電車の中の恋人

酒とタバコと電気ベースと料理とキャリア…まあいろいろ

続・「就社」と「就職」

ふみちゃんがいない。分かっていたことではありますが、やはり1日のモチベーションが低下します。その半面、実は気が楽だったりします。いると思ってしまうから探してしまい、いないと切なくなるわけで、初めからいないと分かっていればそういうものだと割り切れます。

ふみちゃんに会う前のごく普通の毎日に戻っただけ。電恋なんて先がないわけで、いっそこのまま電車の時間を変えて、2度と会わなくなるというのも選択肢の1つかもしれません。会わなくなれば自然と忘れていくはずですから。

出社してすぐ、先に出社していた後輩にコーヒースペースに連れ込まれました。昨日のことを話したくて仕方ないようですが、社内ではどこで誰が聞いているか分かりませんので、面談の様子のみ聞きました。

先日も少し書いたように、外資系はポジションありきで採用が行われます。欠員が出たり、新たな仕事が発生した際に人材を募集するため、1人ひとりに求められる役割や任される仕事の内容が明確です。国内企業のように「就社」してさまざまな職種を経験し、社内全体を理解した上で適正なポジションに就くということはありません。

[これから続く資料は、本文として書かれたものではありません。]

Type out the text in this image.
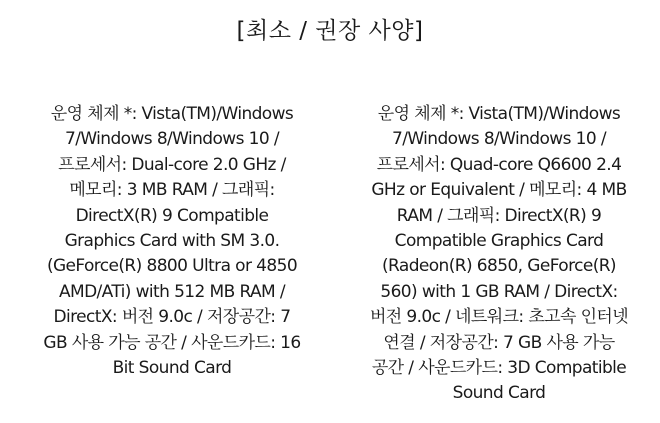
[최소 / 권장 사양]
운영 체제 *: Vista(TM)/Windows
7/Windows 8/Windows 10 /
프로세서: Dual-core 2.0 GHz /
메모리: 3 MB RAM / 그래픽:
DirectX(R) 9 Compatible
Graphics Card with SM 3.0.
(GeForce(R) 8800 Ultra or 4850
AMD/ATi) with 512 MB RAM /
DirectX: 버전 9.0c / 저장공간: 7
GB 사용 가능 공간 / 사운드카드: 16
Bit Sound Card
운영 체제 *: Vista(TM)/Windows
7/Windows 8/Windows 10 /
프로세서: Quad-core Q6600 2.4
GHz or Equivalent / 메모리: 4 MB
RAM / 그래픽: DirectX(R) 9
Compatible Graphics Card
(Radeon(R) 6850, GeForce(R)
560) with 1 GB RAM / DirectX:
버전 9.0c / 네트워크: 초고속 인터넷
연결 / 저장공간: 7 GB 사용 가능
공간 / 사운드카드: 3D Compatible
Sound Card
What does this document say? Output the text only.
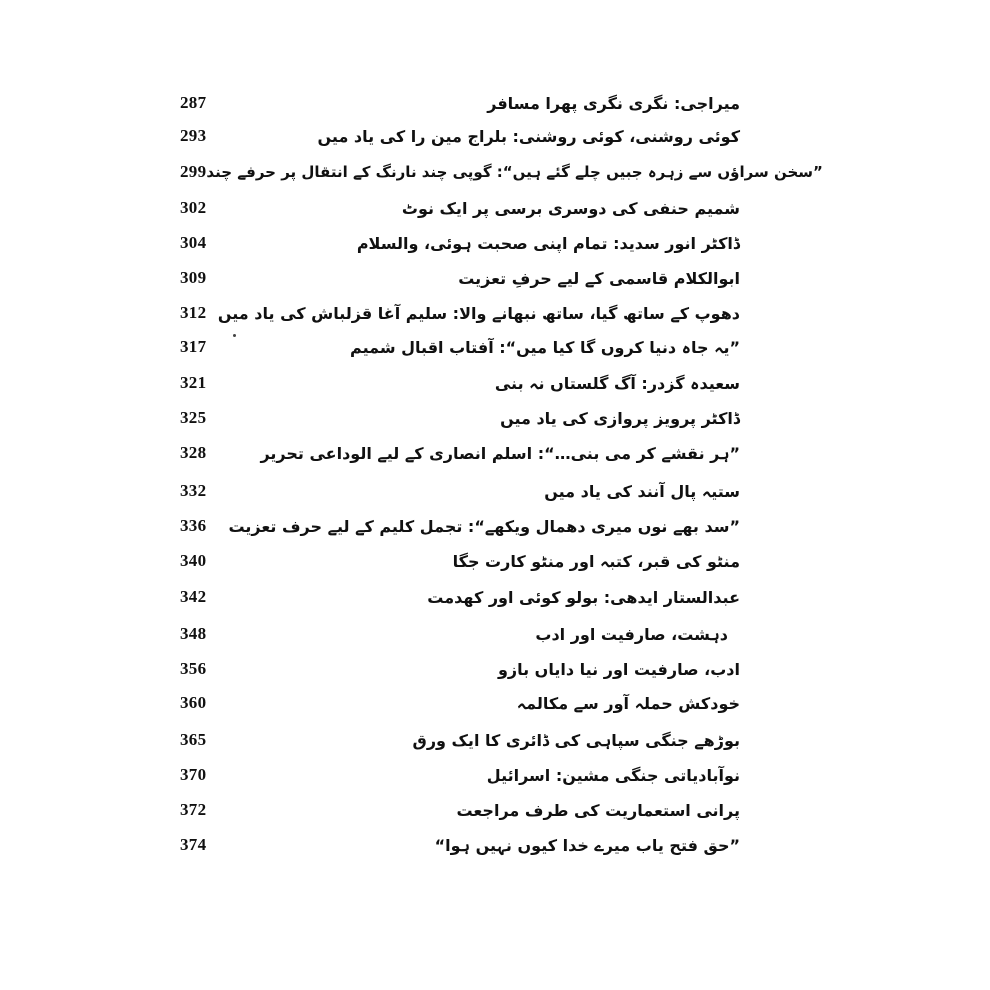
287	میراجی: نگری نگری پھرا مسافر
293	کوئی روشنی، کوئی روشنی: بلراج مین را کی یاد میں
299 ”سخن سراؤں سے زہرہ جبیں چلے گئے ہیں“: گوپی چند نارنگ کے انتقال پر حرفے چند
302	شمیم حنفی کی دوسری برسی پر ایک نوٹ
304	ڈاکٹر انور سدید: تمام اپنی صحبت ہوئی، والسلام
309	ابوالکلام قاسمی کے لیے حرفِ تعزیت
312 دھوپ کے ساتھ گیا، ساتھ نبھانے والا: سلیم آغا قزلباش کی یاد میں
317	”یہ جاہ دنیا کروں گا کیا میں“: آفتاب اقبال شمیم
321	سعیدہ گزدر: آگ گلستاں نہ بنی
325	ڈاکٹر پرویز پروازی کی یاد میں
328	”ہر نقشے کر می بنی…“: اسلم انصاری کے لیے الوداعی تحریر
332	ستیہ پال آنند کی یاد میں
336	”سد بھے نوں میری دھمال ویکھے“: تجمل کلیم کے لیے حرف تعزیت
340	منٹو کی قبر، کتبہ اور منٹو کارت جگا
342	عبدالستار ایدھی: بولو کوئی اور کھدمت
348	دہشت، صارفیت اور ادب
356	ادب، صارفیت اور نیا دایاں بازو
360	خودکش حملہ آور سے مکالمہ
365	بوڑھے جنگی سپاہی کی ڈائری کا ایک ورق
370	نوآبادیاتی جنگی مشین: اسرائیل
372	پرانی استعماریت کی طرف مراجعت
374	”حق فتح یاب میرے خدا کیوں نہیں ہوا“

外資系では、企業に与えられたポジションで、その仕事だけをこなし、求められる成果を上げればよいのです。編集職で採用されたのに、社内を理解するために総務や人事、営業を数年、経験するということはありません。編集さえできればよし。

その代わり、ポジションがなくなれば他にやるべきことがないわけですから、不要になります。もし仮に数年後、書籍出版事業を復活させることになったら、そのときはまた編集者を採用するだけのことです。

このように、採用して切って、採用して切って…の繰り返しを外人は当たり前だと思っています。全世界的に見れば、日本の終身雇用というのがむしろ異質なのです。ある企業でスキルを身につけて、数年経ったら別のところに移って年収アップを繰り返すのが外資系です。社内の別ポジションへの配置転換による雇用の確保など念頭にありません。

外資系について少し調べてみるだけでも、このような話はあちこちで見つかります。私もよく分かっていましたし、後輩も分かっていたはずです。しかし、いざ自分がこのような事態に直面すると、頭が真っ白になります。懲戒を受けるようなことをしたわけでもないのに、いきなり「クビ!」と言われても。

とりあえず今回は組織変更の影響を受けない部署の人間が、編集部を腫れ物に触るように見ているのが気になります。確かにショックではありますが、みんなそれなりに人生経験を積んできたメンバーで、それほどやわではありません。頼むからそんな目で見ないでくれ。

…といいつつ、先ほどたばこを吸いにいき、戻ってきたところでなかなかIDカードが反応してくれなかったことにびびりました。以前から反応が鈍いのですが、このような心境だと些細なことでも不安になるのです。